Human rights groups have called on the Zimbabwean government to ensure access to clean water amid tightening COVID-19 lockdown restrictions across the country.
The Zimbabwe Human rights NGO Forum (HR Forum) has expressed concern that the latest national lockdown, implemented 5 January, could further exacerbate “a lack of basic amenities such as water and health services”, and calls on the government to provide vulnerable communities with “food aid packages, allowances, and grants in addition to potable water”.
Severe drought in recent years and a decrepit water infrastructure as well as widespread corruption have led to critical restrictions in access to clean water across the country.
The water crisis is causing extensive and deadly outbreaks of diarrhoea, and contributing to the further spread of the coronavirus as people converge on water boreholes. Compliance with basic hygiene guidelines is also impossible in the absence of clean water.

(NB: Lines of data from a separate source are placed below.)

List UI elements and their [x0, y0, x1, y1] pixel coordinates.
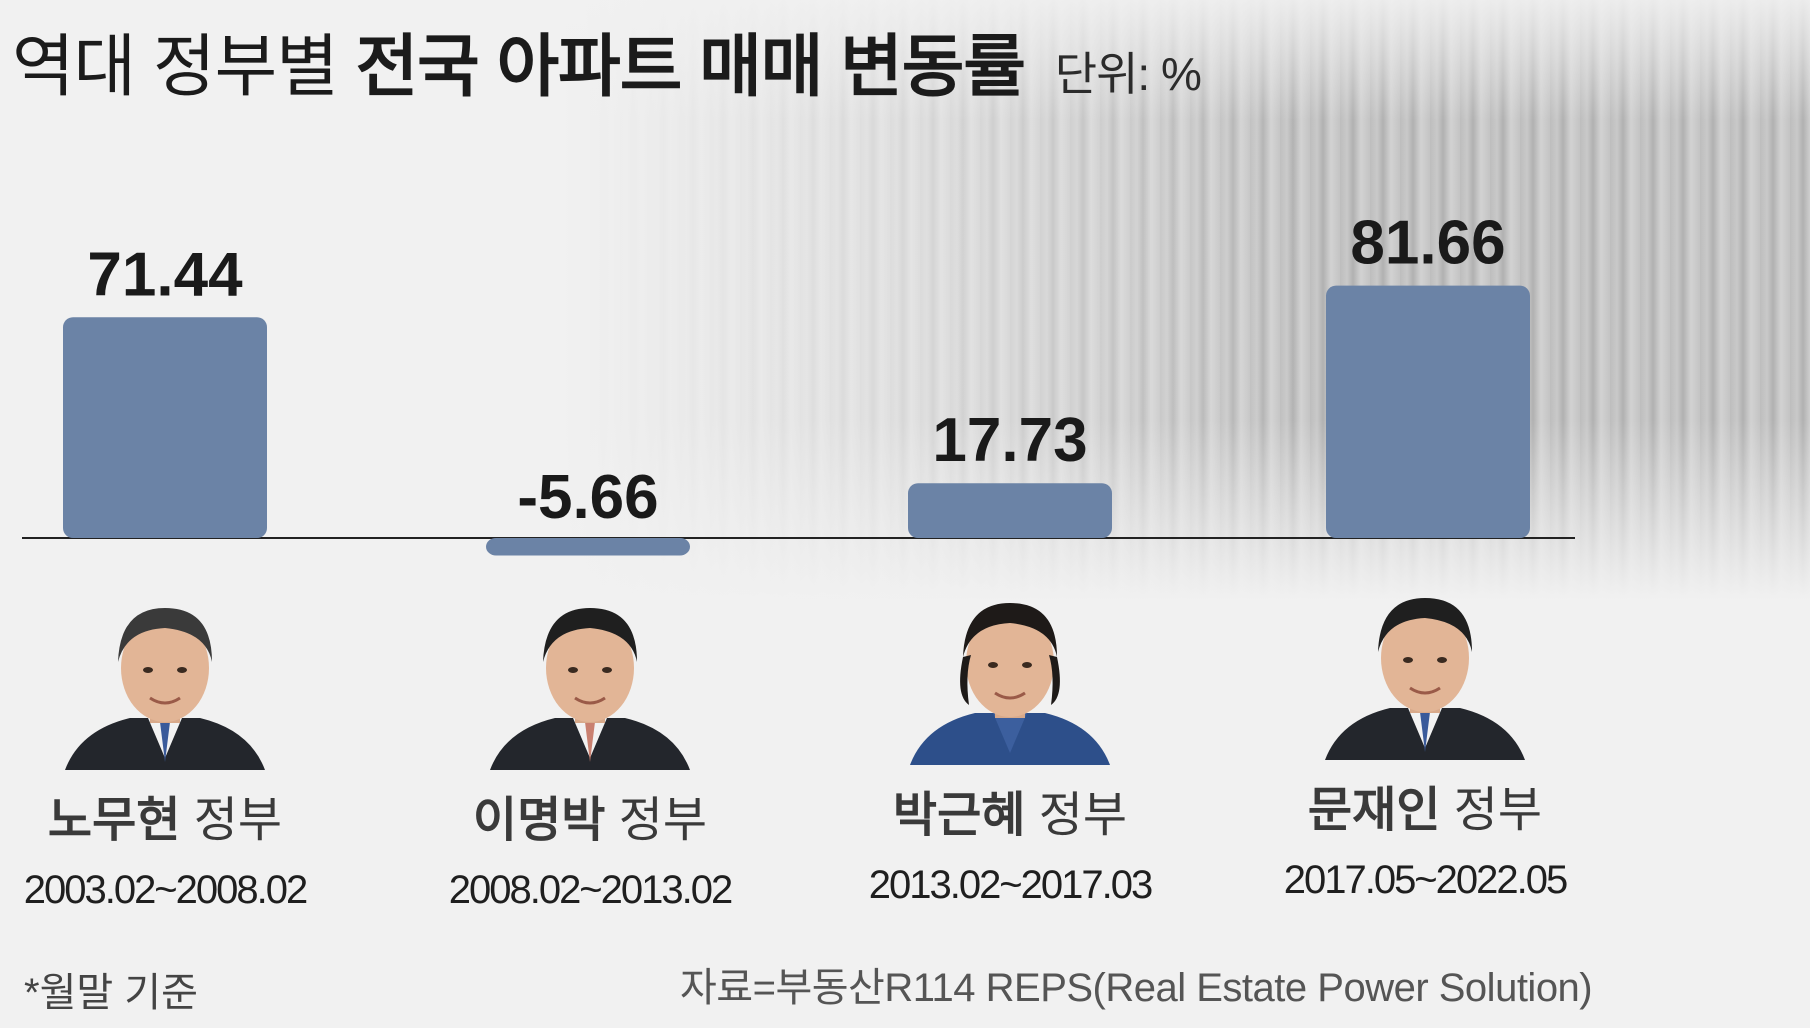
gov-column-lee: 이명박 정부 2008.02~2013.02	[410, 590, 770, 913]
gov-period: 2003.02~2008.02	[23, 868, 309, 912]
value-label-3: 81.66	[1350, 209, 1505, 278]
man-portrait-icon	[485, 590, 695, 770]
gov-suffix: 정부	[1453, 784, 1543, 837]
value-label-1: -5.66	[517, 463, 658, 532]
gov-suffix: 정부	[1038, 789, 1128, 842]
gov-column-moon: 문재인 정부 2017.05~2022.05	[1245, 580, 1605, 903]
gov-name-text: 노무현	[47, 794, 181, 847]
portrait-drawing	[1325, 598, 1525, 760]
value-label-2: 17.73	[932, 406, 1087, 475]
gov-name-text: 문재인	[1307, 784, 1441, 837]
gov-column-roh: 노무현 정부 2003.02~2008.02	[0, 590, 345, 913]
gov-column-park: 박근혜 정부 2013.02~2017.03	[830, 585, 1190, 908]
gov-period: 2017.05~2022.05	[1283, 858, 1569, 902]
gov-period: 2008.02~2013.02	[448, 868, 734, 912]
value-label-0: 71.44	[87, 240, 243, 309]
gov-name: 노무현 정부	[0, 780, 345, 850]
man-portrait-icon	[60, 590, 270, 770]
man-portrait-icon	[1320, 580, 1530, 760]
bar-0	[63, 317, 267, 538]
gov-name-text: 이명박	[472, 794, 606, 847]
portrait-drawing	[490, 608, 690, 770]
portrait-drawing	[65, 608, 265, 770]
title-normal: 역대 정부별	[12, 29, 339, 105]
bar-2	[908, 483, 1112, 538]
gov-suffix: 정부	[618, 794, 708, 847]
gov-name-text: 박근혜	[892, 789, 1026, 842]
bar-1	[486, 538, 690, 556]
title-bold: 전국 아파트 매매 변동률	[355, 29, 1026, 105]
bar-3	[1326, 285, 1530, 538]
footnote: *월말 기준	[24, 971, 198, 1015]
chart-title: 역대 정부별 전국 아파트 매매 변동률 단위: %	[12, 22, 1202, 119]
portrait-drawing	[910, 603, 1110, 765]
gov-suffix: 정부	[193, 794, 283, 847]
title-unit: 단위: %	[1054, 48, 1202, 100]
woman-portrait-icon	[905, 585, 1115, 765]
gov-period: 2013.02~2017.03	[868, 863, 1154, 907]
gov-name: 박근혜 정부	[830, 775, 1190, 845]
backdrop-fade	[560, 0, 1810, 120]
source-note: 자료=부동산R114 REPS(Real Estate Power Soluti…	[680, 966, 1593, 1010]
gov-name: 문재인 정부	[1245, 770, 1605, 840]
gov-name: 이명박 정부	[410, 780, 770, 850]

While broadly supportive of the lockdown, the HR Forum raises serious concerns “with the likely possibility of human rights abuses being perpetrated by State security forces” in its enforcement. It cited experiences from last year’s lockdown, which included “incidents of abductions, assaults and torture, arbitrary arrests, and attacks against journalists (as well as) the use of disproportionate force against civilians and cases of solicited bribes”.
This comes as the government reintroduces a dusk-to-dawn curfew and implements bans on traditional funerals believed to be increasing the spread of the virus, which has spiked recently as thousands of Zimbabweans returned home from South Africa for Christmas. The authorities believe this brought a new, more infectious, South African variant of the virus into the country.